GÖKTAŞI

 O günü çok iyi hatırlıyorum. Eğer unutursam geçmiş anlamını yitirecek, bu yüzden hatırlamak zorundayım. Geçmişle bugün arasında O günden başka hiçbir bağım kalmadı çünkü. Bunaltıcı bir sıcak vardı. Nemli yapış yapış... Öğle güneşi olabildiğine aydınlatıyordu her yeri... Ben çalışma masamda bir şeyler çiziyordum. Önce kuş cıvıltıları, sonra rüzgarın sesi kısıldı. Yapraklar dondu. Ses ve hareket yok oldu birdenbire. 

Sonra karanlık çökmeye başladı üstümüze. Pencereye yöneldim, yayılarak büyüyen bir karanlık bütün gökyüzünü kaplamıştı adeta. Sonra... Sonra... Gözlerimi açtım ve odanın tavanını gördüm. Pespembe bir ışık doldurmuştu bütün odayı. Nasıl yere düştüğümü bilmiyorum ama yavaşça doğruldum, hiç ses yoktu etrafta. Peki bu ışık? Nereden geliyordu acaba... Pencereye baktım, dışarıdan geliyordu ama kaynağını anlayamıyordum bir türlü. Bütün gökyüzü pespembe görünüyordu, hem de alacakaranlık gibi değil... Apaçık, olabildiğine parlak ve aydınlık... Sonra Ağaçlar! Kıpkırmızıydı hepsi, toprak masmavi... Gözüm odanın içine kaydı her şey renk değiştirmişti ve ben ellerimi fark ettim. 

Yeşil! Yemyeşil! Ellerimi saklayıverdim panikle. Gözlerimi kapattım, birkaç saniye derin nefes aldım ve gözlerimi tekrar açtım. Evet, evet... Gökyüzü pembe, toprak mavi, ağaçlar kırmızıydı. Elllerim? Onlar da yemyeşil. Ve tek bir ses çıkmıyordu, her şey uykuya dalmıştı sanki... Pencereden etrafı incelemeye başladım. Benim gibi yemyeşil insanlar; endişe, hayret ve korkuyla hem gökyüzüne hem de birbirlerine bakıyorlardı. Ama tek bir ses duyulmuyordu. 

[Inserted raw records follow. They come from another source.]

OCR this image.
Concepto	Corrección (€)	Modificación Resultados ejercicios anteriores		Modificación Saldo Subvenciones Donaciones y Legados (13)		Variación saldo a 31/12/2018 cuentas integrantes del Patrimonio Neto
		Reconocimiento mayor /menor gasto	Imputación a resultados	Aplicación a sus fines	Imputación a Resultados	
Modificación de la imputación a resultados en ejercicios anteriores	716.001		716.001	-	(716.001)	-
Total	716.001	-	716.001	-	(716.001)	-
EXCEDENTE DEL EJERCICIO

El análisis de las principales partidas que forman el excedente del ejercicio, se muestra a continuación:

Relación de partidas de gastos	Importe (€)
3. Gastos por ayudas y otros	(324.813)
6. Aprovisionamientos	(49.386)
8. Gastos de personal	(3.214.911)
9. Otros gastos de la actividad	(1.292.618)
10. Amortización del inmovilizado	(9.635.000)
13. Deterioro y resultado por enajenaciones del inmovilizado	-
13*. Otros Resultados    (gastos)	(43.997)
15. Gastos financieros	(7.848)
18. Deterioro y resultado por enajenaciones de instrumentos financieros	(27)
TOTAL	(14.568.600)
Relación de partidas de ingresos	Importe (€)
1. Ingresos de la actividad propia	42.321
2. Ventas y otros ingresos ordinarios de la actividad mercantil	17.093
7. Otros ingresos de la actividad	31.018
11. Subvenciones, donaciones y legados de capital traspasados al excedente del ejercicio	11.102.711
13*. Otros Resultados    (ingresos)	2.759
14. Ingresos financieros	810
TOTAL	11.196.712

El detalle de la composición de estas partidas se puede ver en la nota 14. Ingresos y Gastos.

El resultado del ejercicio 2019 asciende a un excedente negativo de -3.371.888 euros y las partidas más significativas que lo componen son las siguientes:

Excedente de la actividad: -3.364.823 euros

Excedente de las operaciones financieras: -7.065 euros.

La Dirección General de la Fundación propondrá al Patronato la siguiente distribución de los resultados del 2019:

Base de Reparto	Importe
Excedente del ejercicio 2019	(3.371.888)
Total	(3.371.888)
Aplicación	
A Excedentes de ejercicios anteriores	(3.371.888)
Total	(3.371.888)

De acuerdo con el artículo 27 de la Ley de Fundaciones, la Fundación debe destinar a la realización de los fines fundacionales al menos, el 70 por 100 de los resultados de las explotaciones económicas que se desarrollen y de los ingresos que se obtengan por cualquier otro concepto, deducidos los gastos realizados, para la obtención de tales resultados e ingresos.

Her şey işte böyle başladı veya böyle bitti belki de... Bir göktaşı olduğunu öğrendik; ama bir önemi var mı artık bilmiyorum. O günden sonra hiçbir şey eskisi gibi olmadı, bütün sesler ve alışmış olduğumuz düzen dünyamızı terk etti. Geçmiş bir masal oldu. Yaşadığımız masal dünyası da bir gerçek...

DÜŞ DÖNÜMÜ

 Rüyalarım uzun zamandır bana bir şeyler anlatmaya çalışıyor. Ama neyin nesi hiç bilmiyorum. Sadece kaçmayı arzuluyorum... Bir yerlere ulaşmam gerek... Koşmalıyım! Koşacak gücüm yok... Çöküyorum. Dizlerim üzerinde ilerlemeye çalışıyorum, olmuyor, sadece sürünüyorum. Bütün gücümü kullanarak; bedenimle, ruhumla, sesimle... Sonra bütün bedenim kaskatı olmuş şekilde uyanıyorum. Ellerim bacaklarımı yokluyor, acaba bütün bu olanlar? Hayır, hayır... Bacaklarım iyi durumda. Ama bedenim hala rüyanın etkisinde veya ben öyle sanıyorum. Çünkü sıradışı hiçbir şey yok. Sadece bir his... Boğucu ve kaygı dolu... Ama fazlası değil. 



Bu yüzden çabuk unutuyorum ta ki bir başka zaman aynı şeyleri görene kadar... Önce derin bir sessizlik, midemde bir ekşime, ellerimde başlayan karıncalanma ve artarak devam eden bir yürek çarpıntısı... İşte şimdi kaçmam gerekiyor. Arkamda ne var bilmiyorum. Koşmalıyım, sürünerek devam edeceğimi bilsem de koşmalıyım. Koşuyorum, koşuyorum, koşuyorum... Ellerimdeki karıncalanmanın dizlerime kadar ulaşması lazım, ama hayır! Hızla uçup gidiyor ellerimden. Koşmaya devam ediyorum. Yürek çarpıntısı geçti, kuş gibi havada süzülüyorum, her adımda biraz daha yukarıdayım. Adım adım gökyüzüne yükseliyorum. 


Sanırım kaçtığım şeyle yüzleşebilirim artık. Gökyüzünü tutuyorum ve ters yöne çeviriyorum. Hemen önümde benden kaçan biri var, arkasına bakmadan hızla koşuyor. İşte bu olmalı! Şimdi yakalayıp yüzünü çevireceğim. Ondan çok daha hızlıyım, elimden kaçması mümkün değil. O yavaşlıyor ben hızlanıyorum, O sürünüyor ben uçuyorum. Ama yine de olmuyor. Ben hızlandıkça aramızdaki mesafe daha çok açılıyor. 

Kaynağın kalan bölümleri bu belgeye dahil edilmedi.